The Bey’s pleasure yacht was to await her at Genoa; and in anticipation, closing her eyes in the cab which was taking her to the station, she could see the white stone buildings of an Italian port embracing an iridescent sea where the sunshine was already Eastern, where everything sang, to the very swelling of the sails on the blue water. Paris, as it happened, was muddy that day, uniformly gray, flooded by one of those continuous rains of which it seems to have the special property, rains that seem to have risen in clouds from its river, from its smoke, from its monster’s breath, and to fall in torrents from its roofs, from its spouts, from the innumerable windows of its garrets.
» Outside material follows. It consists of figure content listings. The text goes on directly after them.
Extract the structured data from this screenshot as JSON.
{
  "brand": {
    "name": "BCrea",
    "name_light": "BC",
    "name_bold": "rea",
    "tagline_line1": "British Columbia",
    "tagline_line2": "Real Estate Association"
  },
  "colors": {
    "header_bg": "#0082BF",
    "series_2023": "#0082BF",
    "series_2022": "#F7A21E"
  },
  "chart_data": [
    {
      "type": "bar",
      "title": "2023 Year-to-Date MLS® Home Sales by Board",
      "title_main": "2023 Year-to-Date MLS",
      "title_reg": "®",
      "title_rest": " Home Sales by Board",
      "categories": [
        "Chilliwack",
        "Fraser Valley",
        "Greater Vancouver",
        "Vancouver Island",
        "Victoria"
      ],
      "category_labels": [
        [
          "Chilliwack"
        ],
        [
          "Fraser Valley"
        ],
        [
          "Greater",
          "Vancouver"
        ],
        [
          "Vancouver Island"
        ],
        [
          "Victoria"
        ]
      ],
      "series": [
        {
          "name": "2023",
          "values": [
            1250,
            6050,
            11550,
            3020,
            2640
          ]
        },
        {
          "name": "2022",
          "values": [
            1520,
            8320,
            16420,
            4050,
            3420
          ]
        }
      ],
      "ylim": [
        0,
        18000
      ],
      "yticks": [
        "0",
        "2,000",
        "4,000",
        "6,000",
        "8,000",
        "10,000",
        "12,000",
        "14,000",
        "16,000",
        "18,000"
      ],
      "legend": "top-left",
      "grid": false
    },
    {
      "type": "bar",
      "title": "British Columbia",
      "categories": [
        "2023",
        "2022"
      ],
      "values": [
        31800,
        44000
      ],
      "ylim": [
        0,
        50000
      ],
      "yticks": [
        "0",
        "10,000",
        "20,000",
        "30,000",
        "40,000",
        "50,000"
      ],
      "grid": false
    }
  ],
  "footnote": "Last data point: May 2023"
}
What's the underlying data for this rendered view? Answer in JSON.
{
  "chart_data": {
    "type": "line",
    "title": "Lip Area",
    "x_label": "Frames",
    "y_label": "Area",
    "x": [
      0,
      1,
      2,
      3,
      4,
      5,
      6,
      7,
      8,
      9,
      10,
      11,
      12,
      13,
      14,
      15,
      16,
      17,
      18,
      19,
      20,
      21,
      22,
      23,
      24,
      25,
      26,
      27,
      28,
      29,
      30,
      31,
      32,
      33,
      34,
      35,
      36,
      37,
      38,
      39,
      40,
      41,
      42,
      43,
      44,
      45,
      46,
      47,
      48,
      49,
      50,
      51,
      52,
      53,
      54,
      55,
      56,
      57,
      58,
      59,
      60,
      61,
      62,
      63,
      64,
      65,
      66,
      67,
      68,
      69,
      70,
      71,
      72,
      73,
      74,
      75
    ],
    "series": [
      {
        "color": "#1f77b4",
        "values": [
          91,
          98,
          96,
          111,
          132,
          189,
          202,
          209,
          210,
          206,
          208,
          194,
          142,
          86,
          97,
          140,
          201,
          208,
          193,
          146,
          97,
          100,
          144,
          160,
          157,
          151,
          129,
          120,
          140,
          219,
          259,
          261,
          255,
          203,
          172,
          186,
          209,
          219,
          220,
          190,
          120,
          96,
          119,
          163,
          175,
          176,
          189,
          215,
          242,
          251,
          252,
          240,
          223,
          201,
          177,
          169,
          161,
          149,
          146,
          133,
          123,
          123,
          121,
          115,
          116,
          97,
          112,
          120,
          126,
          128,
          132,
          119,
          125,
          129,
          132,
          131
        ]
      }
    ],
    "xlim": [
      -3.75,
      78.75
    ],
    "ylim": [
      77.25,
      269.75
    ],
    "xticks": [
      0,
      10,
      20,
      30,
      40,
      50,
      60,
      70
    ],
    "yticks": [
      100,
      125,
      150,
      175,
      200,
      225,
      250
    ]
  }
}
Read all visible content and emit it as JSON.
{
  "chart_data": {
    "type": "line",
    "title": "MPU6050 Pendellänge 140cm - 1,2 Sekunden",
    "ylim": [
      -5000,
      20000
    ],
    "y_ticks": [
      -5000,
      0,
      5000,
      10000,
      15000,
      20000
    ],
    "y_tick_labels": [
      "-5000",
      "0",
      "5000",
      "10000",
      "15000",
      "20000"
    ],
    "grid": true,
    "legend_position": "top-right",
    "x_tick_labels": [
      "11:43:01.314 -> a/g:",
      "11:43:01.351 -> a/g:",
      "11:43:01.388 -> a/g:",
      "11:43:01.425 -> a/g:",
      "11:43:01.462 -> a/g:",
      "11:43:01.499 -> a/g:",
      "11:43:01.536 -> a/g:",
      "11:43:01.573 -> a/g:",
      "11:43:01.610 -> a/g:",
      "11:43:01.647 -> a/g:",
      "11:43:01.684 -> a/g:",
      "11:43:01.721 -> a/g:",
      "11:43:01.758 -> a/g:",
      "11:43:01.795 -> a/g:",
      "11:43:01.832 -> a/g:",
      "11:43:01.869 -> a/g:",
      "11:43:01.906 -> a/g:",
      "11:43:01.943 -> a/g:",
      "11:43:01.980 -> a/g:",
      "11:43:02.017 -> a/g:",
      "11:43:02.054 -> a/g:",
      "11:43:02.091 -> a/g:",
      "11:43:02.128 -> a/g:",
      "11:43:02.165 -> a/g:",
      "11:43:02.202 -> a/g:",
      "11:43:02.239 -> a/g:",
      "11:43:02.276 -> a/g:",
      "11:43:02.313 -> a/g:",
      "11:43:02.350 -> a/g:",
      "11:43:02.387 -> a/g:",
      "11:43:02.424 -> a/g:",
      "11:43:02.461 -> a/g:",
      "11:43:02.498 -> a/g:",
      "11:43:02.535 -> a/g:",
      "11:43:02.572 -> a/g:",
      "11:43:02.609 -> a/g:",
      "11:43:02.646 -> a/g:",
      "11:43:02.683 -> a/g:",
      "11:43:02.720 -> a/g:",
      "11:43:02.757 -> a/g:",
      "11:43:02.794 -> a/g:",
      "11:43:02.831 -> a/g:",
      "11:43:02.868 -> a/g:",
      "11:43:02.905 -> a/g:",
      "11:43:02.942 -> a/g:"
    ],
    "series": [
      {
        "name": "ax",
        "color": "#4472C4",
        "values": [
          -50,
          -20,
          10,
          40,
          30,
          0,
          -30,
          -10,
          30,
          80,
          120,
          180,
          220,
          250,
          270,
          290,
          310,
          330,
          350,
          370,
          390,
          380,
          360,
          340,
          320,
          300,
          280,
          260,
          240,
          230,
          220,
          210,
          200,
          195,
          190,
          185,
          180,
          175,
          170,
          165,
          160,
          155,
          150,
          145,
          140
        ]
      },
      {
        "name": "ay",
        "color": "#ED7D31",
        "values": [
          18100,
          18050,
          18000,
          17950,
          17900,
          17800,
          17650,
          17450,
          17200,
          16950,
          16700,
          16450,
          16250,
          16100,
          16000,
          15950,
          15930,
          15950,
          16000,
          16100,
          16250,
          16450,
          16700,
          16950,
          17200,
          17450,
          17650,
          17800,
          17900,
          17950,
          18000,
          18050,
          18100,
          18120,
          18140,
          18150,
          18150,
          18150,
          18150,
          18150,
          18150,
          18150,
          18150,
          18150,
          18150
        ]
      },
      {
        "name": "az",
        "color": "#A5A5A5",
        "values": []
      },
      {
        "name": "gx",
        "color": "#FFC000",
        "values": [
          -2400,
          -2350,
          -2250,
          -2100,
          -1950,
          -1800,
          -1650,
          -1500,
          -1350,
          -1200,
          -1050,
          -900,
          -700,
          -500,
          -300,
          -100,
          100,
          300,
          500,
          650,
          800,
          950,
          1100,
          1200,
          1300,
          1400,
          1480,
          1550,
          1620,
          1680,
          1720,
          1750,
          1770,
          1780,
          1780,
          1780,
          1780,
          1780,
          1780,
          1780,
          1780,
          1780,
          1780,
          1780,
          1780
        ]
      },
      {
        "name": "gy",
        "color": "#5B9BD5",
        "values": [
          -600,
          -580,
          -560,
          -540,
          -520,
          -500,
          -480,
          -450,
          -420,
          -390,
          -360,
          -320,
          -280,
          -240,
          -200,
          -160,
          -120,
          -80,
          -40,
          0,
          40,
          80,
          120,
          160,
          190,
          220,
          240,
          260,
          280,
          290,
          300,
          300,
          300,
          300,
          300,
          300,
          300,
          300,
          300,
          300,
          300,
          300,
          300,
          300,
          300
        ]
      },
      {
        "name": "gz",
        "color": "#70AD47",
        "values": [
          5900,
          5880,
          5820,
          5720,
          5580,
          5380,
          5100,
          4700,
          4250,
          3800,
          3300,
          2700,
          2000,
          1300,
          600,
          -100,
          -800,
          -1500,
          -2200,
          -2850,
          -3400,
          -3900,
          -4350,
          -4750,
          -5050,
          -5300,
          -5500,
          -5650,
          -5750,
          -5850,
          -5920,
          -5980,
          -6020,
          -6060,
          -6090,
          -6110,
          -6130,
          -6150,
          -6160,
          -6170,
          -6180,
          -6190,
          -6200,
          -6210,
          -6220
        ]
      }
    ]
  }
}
Felicia was impatient to get away from this gloomy Paris, and her feverish impatience found fault with the cabmen who made slow progress with the horses, two sorry creatures of the veritable cab-horse type, with an inexplicable block of carriages and omnibuses crowded together in the vicinity of the Pont de la Concorde.
“But go on, driver, go on, then.”
“I cannot, madame. It is the funeral procession.”
She put her head out of the window and drew it back again immediately, terrified. A line of soldiers marching with reversed arms, a confusion of caps and hats raised from the forehead at the passage of an endless cortege. It was Mora’s funeral procession defiling past.
“Don’t stop here. Go round,” she cried to the cabman.
The vehicle turned about with difficulty, dragging itself regretfully from the superb spectacle which Paris had been awaiting for four days; it remounted the avenues, took the Rue Montaigne, and, with its slow and surly little trot, came out at the Madeleine by the Boulevard Malesherbes. Here the crowd was greater, more compact.
In the misty rain, the illuminated stained-glass windows of the church, the dull echo of the funeral chants beneath the lavishly distributed black hangings under which the very outline of the Greek temple was lost, filled the whole square with a sense of the office in course of celebration, while the greater part of the immense procession was still squeezed up in the Rue Royale, and as far even as the bridges a long black line connecting the dead man with that gate of the Legislative Assembly through which he had so often passed. Beyond the Madeleine the highway of the boulevard stretched away empty, and looking bigger between two lines of soldiers with arms reversed, confining the curious to the pavements black with people, all the shops closed, and the balconies, in spite of the rain, overflowing with human beings all leaning forward in the direction of the church, as if to see a mid-Lent festival or the home-coming of victorious troops. Paris, hungry for the spectacular, constructs it indifferently out of anything, civil war as readily as the burial of a statesman.